Colorado State University
Ranked No. 3, the College of Veterinary Medicine and Biomedical Sciences at CSU offers several combined degree options in addition to the DVM: DVM/MBA with the CSU College of Business, DVM/Ph.D., DVM/MPH with the Colorado School of Public Health, MST/DVM which is a Master of Toxicology through the Center for Environmental Medicine and a business certificate program. CSU has a number of international study options, which is unique amongst DVM programs. Students can conduct summer research at the University of Alaska, Fairbanks, or with CSU’S partner school, the Royal Dick School of Veterinary Studies in Scotland. Students may also travel to the Japanese National Institute of Radiological Studies or conduct research in viral biology in Mexico or Senegal.

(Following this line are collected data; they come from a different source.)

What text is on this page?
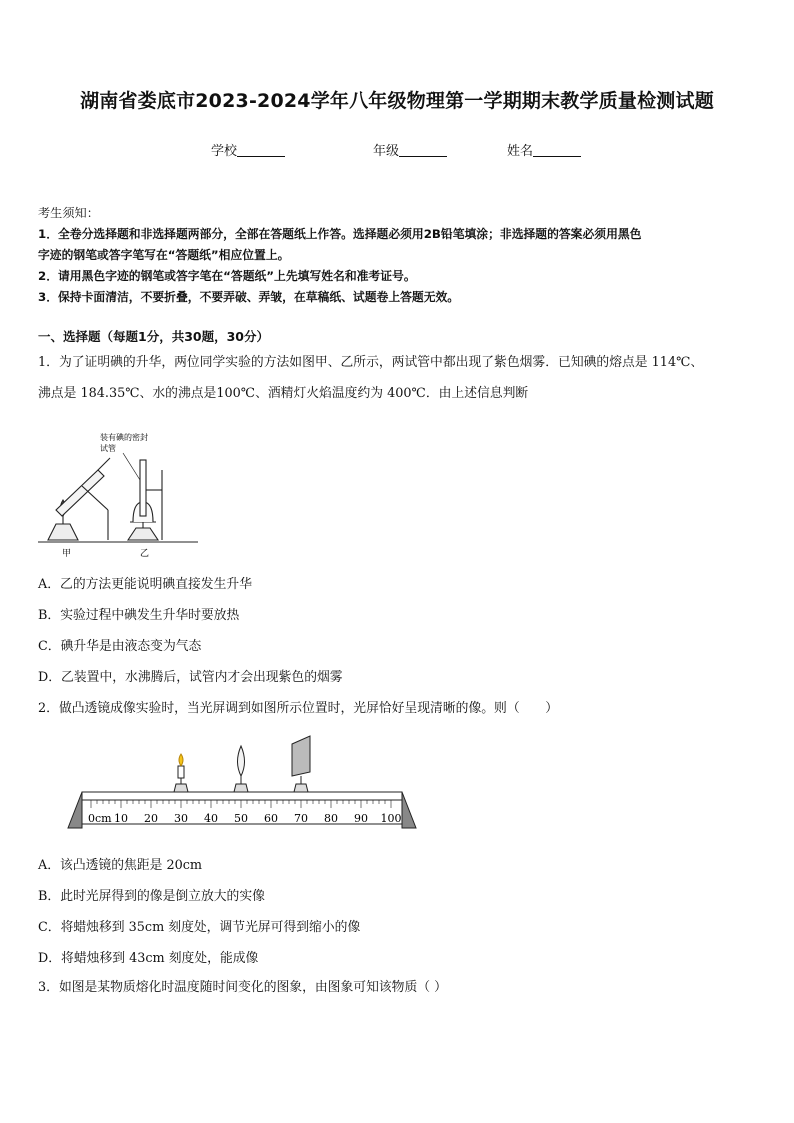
湖南省娄底市2023-2024学年八年级物理第一学期期末教学质量检测试题
学校	年级	姓名
考生须知：
1．全卷分选择题和非选择题两部分，全部在答题纸上作答。选择题必须用2B铅笔填涂；非选择题的答案必须用黑色
字迹的钢笔或答字笔写在“答题纸”相应位置上。
2．请用黑色字迹的钢笔或答字笔在“答题纸”上先填写姓名和准考证号。
3．保持卡面清洁，不要折叠，不要弄破、弄皱，在草稿纸、试题卷上答题无效。
一、选择题（每题1分，共30题，30分）
1．为了证明碘的升华，两位同学实验的方法如图甲、乙所示，两试管中都出现了紫色烟雾．已知碘的熔点是 114℃、
沸点是 184.35℃、水的沸点是100℃、酒精灯火焰温度约为 400℃．由上述信息判断
装有碘的密封
试管
甲	乙
A．乙的方法更能说明碘直接发生升华
B．实验过程中碘发生升华时要放热
C．碘升华是由液态变为气态
D．乙装置中，水沸腾后，试管内才会出现紫色的烟雾
2．做凸透镜成像实验时，当光屏调到如图所示位置时，光屏恰好呈现清晰的像。则（　　）
0cm 10 20 30 40 50 60 70 80 90 100
A．该凸透镜的焦距是 20cm
B．此时光屏得到的像是倒立放大的实像
C．将蜡烛移到 35cm 刻度处，调节光屏可得到缩小的像
D．将蜡烛移到 43cm 刻度处，能成像
3．如图是某物质熔化时温度随时间变化的图象，由图象可知该物质（ ）
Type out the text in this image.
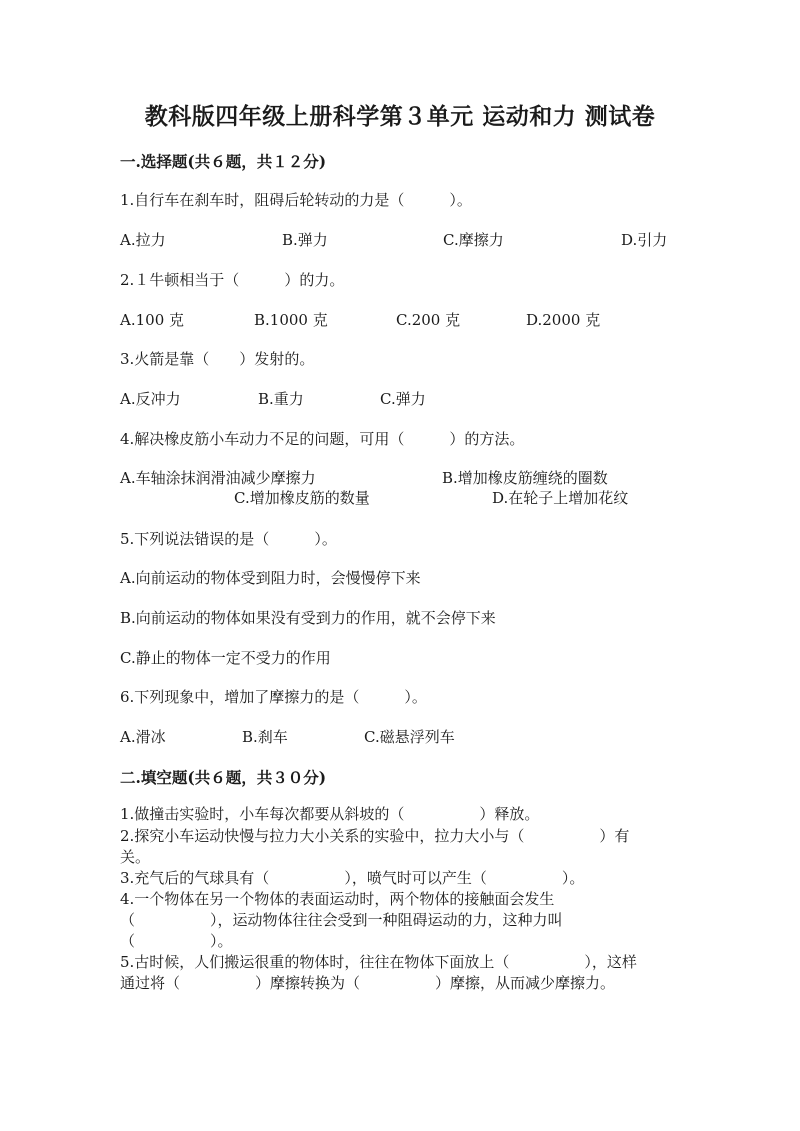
教科版四年级上册科学第３单元 运动和力 测试卷
一.选择题(共６题，共１２分)
1.自行车在刹车时，阻碍后轮转动的力是（　　　）。
A.拉力	B.弹力	C.摩擦力	D.引力
2.１牛顿相当于（　　　）的力。
A.100 克	B.1000 克	C.200 克	D.2000 克
3.火箭是靠（　　）发射的。
A.反冲力	B.重力	C.弹力
4.解决橡皮筋小车动力不足的问题，可用（　　　）的方法。
A.车轴涂抹润滑油减少摩擦力	B.增加橡皮筋缠绕的圈数
C.增加橡皮筋的数量	D.在轮子上增加花纹
5.下列说法错误的是（　　　）。
A.向前运动的物体受到阻力时，会慢慢停下来
B.向前运动的物体如果没有受到力的作用，就不会停下来
C.静止的物体一定不受力的作用
6.下列现象中，增加了摩擦力的是（　　　）。
A.滑冰	B.刹车	C.磁悬浮列车
二.填空题(共６题，共３０分)
1.做撞击实验时，小车每次都要从斜坡的（　　　　　）释放。
2.探究小车运动快慢与拉力大小关系的实验中，拉力大小与（　　　　　）有
关。
3.充气后的气球具有（　　　　　），喷气时可以产生（　　　　　）。
4.一个物体在另一个物体的表面运动时，两个物体的接触面会发生
（　　　　　），运动物体往往会受到一种阻碍运动的力，这种力叫
（　　　　　）。
5.古时候，人们搬运很重的物体时，往往在物体下面放上（　　　　　），这样
通过将（　　　　　）摩擦转换为（　　　　　）摩擦，从而减少摩擦力。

North Carolina State University
NCSU is tied for No. 3, and the NCSU teaching animal unit is also a working farm, allowing students immediate access to large animals. In addition to the standard curriculum, students take special topic courses called selectives, which help students narrow down their future specialization later in their training. Selective topics can include pathology, zoological medicine, laboratory animal medicine and epidemiology and public health. NCSU has a Community Campus Partnership that provides a range of veterinary services locally, including a house call program, a feral cat spay and neuter program and a special program working with animals that serve emotionally disturbed children. Other outreach activities include counseling for pet loss and workshops on disaster preparedness in relation to animal welfare.